週 句 あなたがたは、人を奴隷として再び恐れに陥れる霊ではなく、神の子とする霊を受けたのです。この霊によってわたしたちは、「アッバ、父よ」と呼ぶのです。
聖書 ローマの信徒への手紙8章 15節
説 教 「勝ちの価値」 高橋周也牧師
聖書 創世記32章23~33節
「傷ついた者たちのストーリー」
本日の箇所、ヤコブと何者か(神)との格闘シーンは印象的です。しかし、ドラマの核心は格闘そのものではなく、神によるヤコブの(再)名づけにあります。聖書において、名前は人のアイデンティティーや生き方を象徴的に示すものです。また、聖書に名前を記されることで、神のストーリーの脚本に配役を得た登場人物のひとりとも見なされます。
さて、創世記というだけで、物語は太古の神話と思われがちですけれども、実は歴史上においては、この物語を編集しまとめられたのは、バビロン捕囚時代後半のことだと言われています。捕囚末期の時代、イスラエルの民は名前を奪われ、支配者によってペルシア風の名前を与えられました(ダニエル書等参照)。ヤコブは生涯傷を負ったまま歩みます。この物語もまた、「傷ついた者たち」の語りによるストーリーなのです。

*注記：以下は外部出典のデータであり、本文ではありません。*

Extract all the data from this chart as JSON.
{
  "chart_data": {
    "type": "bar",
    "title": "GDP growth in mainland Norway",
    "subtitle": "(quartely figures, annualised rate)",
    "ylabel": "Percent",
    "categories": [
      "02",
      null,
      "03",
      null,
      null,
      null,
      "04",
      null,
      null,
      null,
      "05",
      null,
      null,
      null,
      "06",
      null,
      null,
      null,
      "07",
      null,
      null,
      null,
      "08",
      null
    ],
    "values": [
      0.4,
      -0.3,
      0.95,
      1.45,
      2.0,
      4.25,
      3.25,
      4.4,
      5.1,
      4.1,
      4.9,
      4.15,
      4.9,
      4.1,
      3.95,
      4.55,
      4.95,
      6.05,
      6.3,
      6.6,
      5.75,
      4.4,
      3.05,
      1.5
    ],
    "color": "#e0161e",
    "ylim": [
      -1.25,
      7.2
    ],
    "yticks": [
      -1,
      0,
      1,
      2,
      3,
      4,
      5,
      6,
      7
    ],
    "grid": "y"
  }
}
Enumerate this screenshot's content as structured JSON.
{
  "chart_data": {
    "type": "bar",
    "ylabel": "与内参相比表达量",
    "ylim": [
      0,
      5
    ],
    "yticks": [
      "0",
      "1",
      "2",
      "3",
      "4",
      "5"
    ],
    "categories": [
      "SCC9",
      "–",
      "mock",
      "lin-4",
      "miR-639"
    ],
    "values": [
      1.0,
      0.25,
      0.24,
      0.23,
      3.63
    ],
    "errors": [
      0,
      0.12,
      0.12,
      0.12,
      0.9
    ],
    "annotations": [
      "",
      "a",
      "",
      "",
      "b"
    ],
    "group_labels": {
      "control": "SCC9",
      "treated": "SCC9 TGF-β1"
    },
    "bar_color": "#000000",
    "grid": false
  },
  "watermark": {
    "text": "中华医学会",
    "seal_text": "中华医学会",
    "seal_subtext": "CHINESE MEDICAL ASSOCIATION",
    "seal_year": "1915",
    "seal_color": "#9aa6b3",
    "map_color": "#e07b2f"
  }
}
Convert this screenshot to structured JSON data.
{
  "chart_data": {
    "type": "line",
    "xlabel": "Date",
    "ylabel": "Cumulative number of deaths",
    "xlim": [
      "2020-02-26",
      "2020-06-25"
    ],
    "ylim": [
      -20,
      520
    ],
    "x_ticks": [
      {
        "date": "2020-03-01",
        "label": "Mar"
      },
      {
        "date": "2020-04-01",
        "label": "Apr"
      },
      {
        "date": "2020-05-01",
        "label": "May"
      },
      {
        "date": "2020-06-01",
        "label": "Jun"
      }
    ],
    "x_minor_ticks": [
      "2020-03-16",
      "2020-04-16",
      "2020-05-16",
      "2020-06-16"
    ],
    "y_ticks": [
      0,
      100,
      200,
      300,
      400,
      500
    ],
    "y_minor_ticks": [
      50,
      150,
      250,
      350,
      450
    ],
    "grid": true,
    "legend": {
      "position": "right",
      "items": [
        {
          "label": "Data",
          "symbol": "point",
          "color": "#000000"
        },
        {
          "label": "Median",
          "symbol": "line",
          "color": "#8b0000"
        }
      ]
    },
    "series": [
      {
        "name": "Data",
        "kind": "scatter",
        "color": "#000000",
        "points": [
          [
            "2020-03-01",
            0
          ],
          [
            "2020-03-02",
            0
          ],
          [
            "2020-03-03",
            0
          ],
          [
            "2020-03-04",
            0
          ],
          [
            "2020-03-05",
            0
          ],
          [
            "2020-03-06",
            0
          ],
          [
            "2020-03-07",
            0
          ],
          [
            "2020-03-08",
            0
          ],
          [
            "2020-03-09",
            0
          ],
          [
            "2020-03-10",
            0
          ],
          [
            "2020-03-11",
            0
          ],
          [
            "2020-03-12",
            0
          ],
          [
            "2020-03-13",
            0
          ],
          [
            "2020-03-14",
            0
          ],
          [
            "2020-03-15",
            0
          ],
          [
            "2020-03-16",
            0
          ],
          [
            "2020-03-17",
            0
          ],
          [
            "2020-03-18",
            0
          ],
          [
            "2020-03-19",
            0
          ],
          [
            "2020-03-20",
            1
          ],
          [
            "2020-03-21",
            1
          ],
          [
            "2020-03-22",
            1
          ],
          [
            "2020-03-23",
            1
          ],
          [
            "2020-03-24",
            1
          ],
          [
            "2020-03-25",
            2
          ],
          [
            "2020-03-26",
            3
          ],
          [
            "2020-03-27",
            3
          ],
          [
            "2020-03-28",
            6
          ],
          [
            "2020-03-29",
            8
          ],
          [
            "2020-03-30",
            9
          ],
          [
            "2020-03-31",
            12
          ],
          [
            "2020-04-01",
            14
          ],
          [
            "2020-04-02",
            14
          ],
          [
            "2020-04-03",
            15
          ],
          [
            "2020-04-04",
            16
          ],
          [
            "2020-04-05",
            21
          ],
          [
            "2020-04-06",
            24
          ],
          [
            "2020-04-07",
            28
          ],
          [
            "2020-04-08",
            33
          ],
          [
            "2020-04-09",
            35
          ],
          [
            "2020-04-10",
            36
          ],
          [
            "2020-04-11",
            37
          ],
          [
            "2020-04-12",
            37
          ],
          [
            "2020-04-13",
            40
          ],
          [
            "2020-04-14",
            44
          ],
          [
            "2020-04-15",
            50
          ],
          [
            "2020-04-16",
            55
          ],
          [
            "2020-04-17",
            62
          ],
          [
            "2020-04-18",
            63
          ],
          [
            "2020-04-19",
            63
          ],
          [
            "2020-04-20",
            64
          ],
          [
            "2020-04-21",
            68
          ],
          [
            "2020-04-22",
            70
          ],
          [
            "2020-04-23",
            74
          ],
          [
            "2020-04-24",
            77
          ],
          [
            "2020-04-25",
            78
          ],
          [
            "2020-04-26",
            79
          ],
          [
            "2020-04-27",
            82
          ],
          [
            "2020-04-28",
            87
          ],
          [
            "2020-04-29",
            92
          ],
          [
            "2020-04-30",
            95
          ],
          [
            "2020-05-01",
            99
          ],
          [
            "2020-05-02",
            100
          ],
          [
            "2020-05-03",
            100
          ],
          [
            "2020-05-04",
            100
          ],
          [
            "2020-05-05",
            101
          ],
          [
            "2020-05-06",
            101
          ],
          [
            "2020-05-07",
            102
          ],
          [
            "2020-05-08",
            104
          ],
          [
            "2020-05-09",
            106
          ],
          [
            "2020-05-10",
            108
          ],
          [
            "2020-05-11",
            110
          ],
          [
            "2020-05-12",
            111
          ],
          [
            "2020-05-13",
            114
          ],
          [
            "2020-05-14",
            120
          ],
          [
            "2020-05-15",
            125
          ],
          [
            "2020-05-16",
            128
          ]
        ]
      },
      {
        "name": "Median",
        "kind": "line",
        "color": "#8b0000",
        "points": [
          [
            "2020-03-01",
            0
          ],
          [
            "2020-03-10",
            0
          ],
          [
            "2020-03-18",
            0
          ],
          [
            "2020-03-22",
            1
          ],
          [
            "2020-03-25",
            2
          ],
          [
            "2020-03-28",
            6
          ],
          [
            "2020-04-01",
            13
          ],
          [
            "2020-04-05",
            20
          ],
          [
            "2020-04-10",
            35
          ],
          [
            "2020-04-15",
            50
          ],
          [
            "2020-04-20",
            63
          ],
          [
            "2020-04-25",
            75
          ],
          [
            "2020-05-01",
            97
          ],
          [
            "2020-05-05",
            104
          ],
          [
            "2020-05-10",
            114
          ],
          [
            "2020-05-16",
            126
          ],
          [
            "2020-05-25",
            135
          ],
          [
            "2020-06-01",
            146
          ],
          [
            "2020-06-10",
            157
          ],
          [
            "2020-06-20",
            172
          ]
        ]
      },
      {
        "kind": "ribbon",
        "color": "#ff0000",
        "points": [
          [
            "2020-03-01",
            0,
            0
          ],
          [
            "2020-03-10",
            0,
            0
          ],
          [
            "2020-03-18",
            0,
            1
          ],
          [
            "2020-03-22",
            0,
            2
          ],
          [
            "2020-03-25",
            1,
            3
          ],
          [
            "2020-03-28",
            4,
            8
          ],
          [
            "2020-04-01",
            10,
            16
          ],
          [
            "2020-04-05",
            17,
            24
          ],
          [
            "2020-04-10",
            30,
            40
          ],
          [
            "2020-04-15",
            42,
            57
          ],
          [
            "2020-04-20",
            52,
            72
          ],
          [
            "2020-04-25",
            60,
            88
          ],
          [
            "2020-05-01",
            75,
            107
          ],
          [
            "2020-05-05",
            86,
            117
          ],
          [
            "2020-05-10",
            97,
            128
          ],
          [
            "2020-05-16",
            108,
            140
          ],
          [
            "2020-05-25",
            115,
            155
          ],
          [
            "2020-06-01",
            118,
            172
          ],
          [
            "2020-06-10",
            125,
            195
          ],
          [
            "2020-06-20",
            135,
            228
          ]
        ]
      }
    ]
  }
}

ところで、不思議なことに、せっかく与えられたイスラエルの名前ですが、彼は引き続きヤコブと呼ばれます。それは他者と関わり合い生きる、傷を負うて生きる、そのヤコブであるという名前(生き方)を、「イスラエル」が忘れてはならないからではないかと思います。もともとヤコブであることを忘れてしまった「イスラエル」に、イスラエルと呼ばれる資格はありません。
イエス様もまた名付けをしました。弟子シモンに「ペテロ(岩)」と名を付け、教会にご自身の使命を託していかれました。ペテロはイエス様の十字架について予告された時、「そんなことがあってはなりません」とイエス様を否定しました。けれど、「神のことを思わず、人のことを思っている」姿勢は、イエス様から𠮟られることになりました。ヤコブの姿は、イエス様が傷ついた姿で復活したこと、すべての人のためにもだえて執り成して祈ってくださるキリストの姿に重なります。